Tuesday’s homicide totals are the highest since 2004, when the city lost 248 lives.
Washington’s increase in violent crime reflects a nationwide trend, as many cities are witnessing an increase in gun violence. Some states have decreased law enforcement spending in response to calls for police reform following last year’s rallies against police brutality and racial inequality.
According to a police spokesman, the cause of the rising violence remains unknown. Apart from regular police patrols, the department has deployed its Community Focused Patrol, a data-driven force that aids patrols in high-crime regions of the city.
“Additionally, removing illegal firearms in a safe and respectful manner will remain an agency priority,” she said.

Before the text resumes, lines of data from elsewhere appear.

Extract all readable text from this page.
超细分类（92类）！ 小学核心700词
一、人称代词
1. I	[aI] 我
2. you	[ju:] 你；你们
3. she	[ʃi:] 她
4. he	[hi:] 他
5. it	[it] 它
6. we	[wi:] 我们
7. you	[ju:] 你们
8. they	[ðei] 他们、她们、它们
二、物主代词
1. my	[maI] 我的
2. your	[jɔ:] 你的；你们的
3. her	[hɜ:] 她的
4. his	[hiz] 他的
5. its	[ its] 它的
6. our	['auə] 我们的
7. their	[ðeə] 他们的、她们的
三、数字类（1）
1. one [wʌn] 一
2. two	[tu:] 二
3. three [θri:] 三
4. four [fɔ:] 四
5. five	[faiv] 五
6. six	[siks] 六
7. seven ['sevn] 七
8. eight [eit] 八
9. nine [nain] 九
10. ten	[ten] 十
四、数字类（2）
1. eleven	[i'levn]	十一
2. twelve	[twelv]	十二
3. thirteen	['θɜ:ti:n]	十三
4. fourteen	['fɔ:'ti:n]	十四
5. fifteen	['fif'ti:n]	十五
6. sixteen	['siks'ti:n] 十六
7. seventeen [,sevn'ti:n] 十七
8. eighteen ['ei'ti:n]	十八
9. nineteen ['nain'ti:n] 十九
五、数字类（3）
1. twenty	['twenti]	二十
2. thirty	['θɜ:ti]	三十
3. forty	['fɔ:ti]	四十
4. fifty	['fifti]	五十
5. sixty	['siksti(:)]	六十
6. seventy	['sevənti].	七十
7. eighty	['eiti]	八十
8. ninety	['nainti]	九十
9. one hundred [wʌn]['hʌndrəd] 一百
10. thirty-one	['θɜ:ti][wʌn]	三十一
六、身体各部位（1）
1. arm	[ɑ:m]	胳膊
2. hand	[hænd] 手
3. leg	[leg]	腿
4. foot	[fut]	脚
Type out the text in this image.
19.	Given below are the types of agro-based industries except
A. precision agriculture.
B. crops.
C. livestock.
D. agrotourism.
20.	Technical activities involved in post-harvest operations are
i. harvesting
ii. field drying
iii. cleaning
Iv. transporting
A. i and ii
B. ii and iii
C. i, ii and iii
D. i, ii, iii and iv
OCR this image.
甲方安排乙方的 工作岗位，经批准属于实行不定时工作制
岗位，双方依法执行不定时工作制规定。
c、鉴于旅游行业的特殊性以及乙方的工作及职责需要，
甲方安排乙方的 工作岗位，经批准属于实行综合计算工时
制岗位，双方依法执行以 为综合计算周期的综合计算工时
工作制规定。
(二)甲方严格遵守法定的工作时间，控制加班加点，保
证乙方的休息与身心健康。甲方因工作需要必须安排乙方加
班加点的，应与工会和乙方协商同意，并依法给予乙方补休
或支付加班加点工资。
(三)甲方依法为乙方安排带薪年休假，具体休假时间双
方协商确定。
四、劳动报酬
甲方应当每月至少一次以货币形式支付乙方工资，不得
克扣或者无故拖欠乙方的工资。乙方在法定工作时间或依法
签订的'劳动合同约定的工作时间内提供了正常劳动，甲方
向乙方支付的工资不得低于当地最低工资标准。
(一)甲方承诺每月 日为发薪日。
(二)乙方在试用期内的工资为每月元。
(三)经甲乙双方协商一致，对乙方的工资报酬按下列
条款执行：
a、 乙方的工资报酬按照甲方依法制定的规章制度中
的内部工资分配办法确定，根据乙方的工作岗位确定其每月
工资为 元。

In July, following a brazen double shooting in the city’s popular Logan Circle and a shooting outside Nationals Park, Metropolitan Police Chief Robert Contee told Fox News that law enforcement officials have warned that the loss of police officers would be problematic for the city.
He also blasted the local criminal justice system for releasing criminal suspects into communities with nothing more than GPS monitors while they await trial.
“People have asked police to reform. That’s been posed to me for now for a year-and-a-half,” he said. “I’m saying that we have to stretch beyond the police and look at the entire ecosystem to see what other things is everybody doing in the ecosystem to ensure that our communities are safe.”